Our monthly check-in with staff from around the world. Learn more about the people who work at CHAI.
Please tell us a bit about your background and what brought you to CHAI.
Growing up in the Niger Delta Region in Southern Nigeria, access to clean water, healthcare, and other social amenities were a distant utopia. Our communities were always worst hit by outbreaks, from cholera to measles, and everything in between. Most of the diseases that afflicted us were treatable, but access to proper healthcare was a challenge. So, I helplessly watched many loved ones pass away with little to no outside intervention. These pictures kept playing in my head throughout my high school and university education. It spurred my aspiration to focus my career toward improving healthcare and helping save the lives of vulnerable and underserved communities. When I came across CHAI with its core mission to save lives and reduce disease burden, I knew it was where I was meant to be.
1. What does a typical day at CHAI look like for you?

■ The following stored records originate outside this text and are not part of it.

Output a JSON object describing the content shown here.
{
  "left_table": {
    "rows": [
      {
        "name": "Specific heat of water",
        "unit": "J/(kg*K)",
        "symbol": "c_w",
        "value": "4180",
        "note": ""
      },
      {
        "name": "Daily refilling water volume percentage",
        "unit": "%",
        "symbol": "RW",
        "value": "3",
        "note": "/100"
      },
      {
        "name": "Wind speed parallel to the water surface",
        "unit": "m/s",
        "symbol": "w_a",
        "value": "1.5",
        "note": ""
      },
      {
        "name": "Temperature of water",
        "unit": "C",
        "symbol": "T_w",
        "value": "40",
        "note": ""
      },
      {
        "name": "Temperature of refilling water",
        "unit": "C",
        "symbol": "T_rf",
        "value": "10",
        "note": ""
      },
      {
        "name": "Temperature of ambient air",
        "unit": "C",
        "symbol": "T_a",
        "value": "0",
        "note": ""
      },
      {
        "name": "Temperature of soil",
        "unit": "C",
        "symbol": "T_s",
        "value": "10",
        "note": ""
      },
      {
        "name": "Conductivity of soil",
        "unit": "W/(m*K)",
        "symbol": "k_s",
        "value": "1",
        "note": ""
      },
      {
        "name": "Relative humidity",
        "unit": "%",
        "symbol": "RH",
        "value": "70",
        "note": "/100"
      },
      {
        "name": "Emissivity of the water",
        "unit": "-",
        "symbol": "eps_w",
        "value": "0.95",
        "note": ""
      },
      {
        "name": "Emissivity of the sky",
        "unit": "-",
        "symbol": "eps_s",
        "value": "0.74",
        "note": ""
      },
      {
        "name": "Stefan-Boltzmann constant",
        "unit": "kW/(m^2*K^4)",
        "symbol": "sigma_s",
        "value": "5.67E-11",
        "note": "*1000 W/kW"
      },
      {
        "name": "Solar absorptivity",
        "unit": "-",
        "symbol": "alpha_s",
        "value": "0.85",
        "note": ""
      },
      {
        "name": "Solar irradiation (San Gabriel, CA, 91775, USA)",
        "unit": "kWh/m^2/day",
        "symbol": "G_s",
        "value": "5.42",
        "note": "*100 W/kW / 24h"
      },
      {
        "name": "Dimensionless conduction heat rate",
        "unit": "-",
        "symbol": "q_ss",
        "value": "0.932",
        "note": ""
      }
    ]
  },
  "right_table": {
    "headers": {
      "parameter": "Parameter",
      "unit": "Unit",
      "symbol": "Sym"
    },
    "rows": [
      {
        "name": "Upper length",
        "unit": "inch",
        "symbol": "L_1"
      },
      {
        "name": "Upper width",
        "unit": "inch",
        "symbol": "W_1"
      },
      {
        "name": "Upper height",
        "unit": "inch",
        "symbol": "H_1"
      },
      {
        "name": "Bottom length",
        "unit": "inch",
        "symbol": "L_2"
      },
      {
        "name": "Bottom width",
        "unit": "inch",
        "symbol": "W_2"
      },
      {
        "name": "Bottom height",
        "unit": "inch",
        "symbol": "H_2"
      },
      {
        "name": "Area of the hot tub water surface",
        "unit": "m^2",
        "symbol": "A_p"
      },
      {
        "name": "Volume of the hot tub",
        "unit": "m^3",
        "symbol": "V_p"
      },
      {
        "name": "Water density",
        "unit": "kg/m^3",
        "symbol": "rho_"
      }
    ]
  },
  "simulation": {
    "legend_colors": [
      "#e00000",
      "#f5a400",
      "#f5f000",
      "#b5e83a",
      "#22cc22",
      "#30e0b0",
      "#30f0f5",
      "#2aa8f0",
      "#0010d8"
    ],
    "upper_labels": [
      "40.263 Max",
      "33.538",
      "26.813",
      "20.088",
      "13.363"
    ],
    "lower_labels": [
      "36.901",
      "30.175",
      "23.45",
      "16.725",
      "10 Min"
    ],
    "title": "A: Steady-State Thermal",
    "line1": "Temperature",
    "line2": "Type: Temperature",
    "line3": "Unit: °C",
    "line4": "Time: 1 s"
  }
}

When I get to work in the morning, I set up my to do list, prioritize activities in order of importance, and check my meeting calendar. I love focusing on critical tasks in the mornings and brainstorming/problem-solving with my team in the afternoons. Every time I am scheduled for a meeting with the Ministry of Health, I love taking out time to fully prepare for these meetings to ensure that I am going to add value.
2. What’s been one of your proudest moments working at CHAI?

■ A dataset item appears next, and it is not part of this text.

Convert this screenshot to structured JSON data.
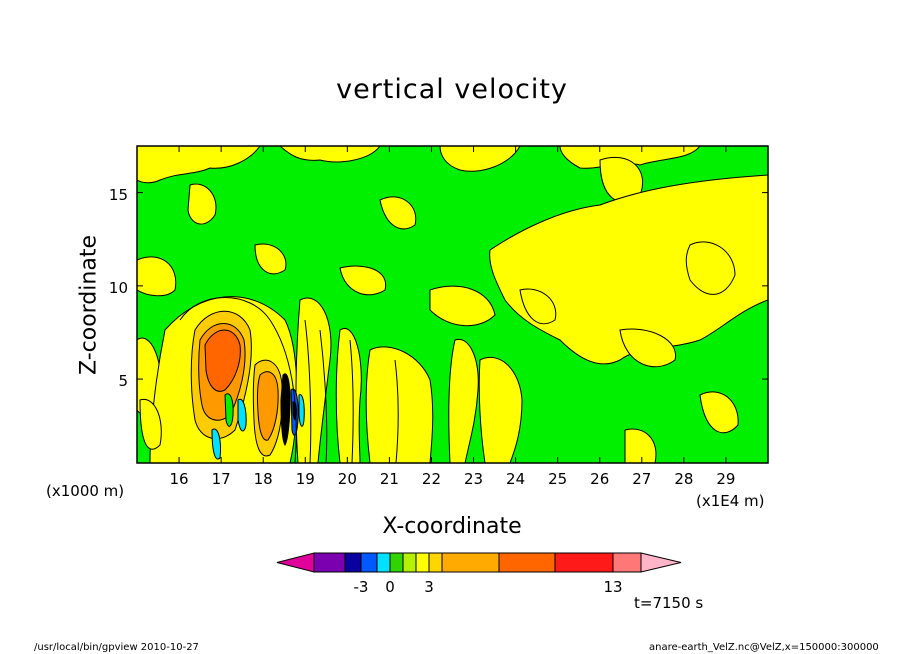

There have been lots of proud moments for me. One that is personally significant to me is seeing the government adopt a policy document on an optimized two-way referral system between primary and secondary healthcare facilities in Kano State. As a step toward the adoption of the policy, we worked on a memorandum of understanding between Kano State Government, the Bill & Melinda Gates Foundation, and Aliko Dangote Foundation to help strengthen communication between primary and secondary health facilities.
While working on the policy document, I also took initiative to develop a one-on-one capacity building plan for government staff to build their report writing, Excel, PowerPoint and communication skills. This seemingly insignificant support strengthened the capacity of some of the government staff in Kano and built relationships that have outlived me even after completion of the project. So, I feel proud of myself when a government staff sees me and says, “Thank you CHAI, you helped build my capacity.”
3. When do you feel the most inspired by your work?
I always feel inspired when I see health systems working effectively and efficiently based on the technical support our team provided. Seeing a mother and child smiling after immunization also inspires me a lot. As an associate, I go on field visits to monitor and supervise immunization sessions in health facilities and on one of those days, I watched a mother walk in with her child for vaccination. When it was her turn, the child cried for a bit while being vaccinated on both thighs but a few minutes after, I saw the baby smiling as they walked out of the health facility. This picture will remain evergreen in my heart.
4. Who is someone you admire, and why?
Within CHAI, it is Omileye Toyobo. He is one of the most efficient humans I have ever met and worked with—Leye embodies the values of CHAI. There are so many times I have seen him do this, but one that has stuck me with me was when I newly joined the Global Markets Team. Leye wasn’t just a manager, he set me up to succeed; our weekly one-on-one meetings created a safe space for me to talk about my work, get clarity on tasks and an understanding of how every activity tied to a goal. He is a solutionist and always helped me see the way out in every challenge.
5. What is your favorite thing about your career?
My favorite thing about my career is that I get to wake up each day and tell myself, “This is a good day to save lives,” and also meet some incredibly talented colleagues with the same mission.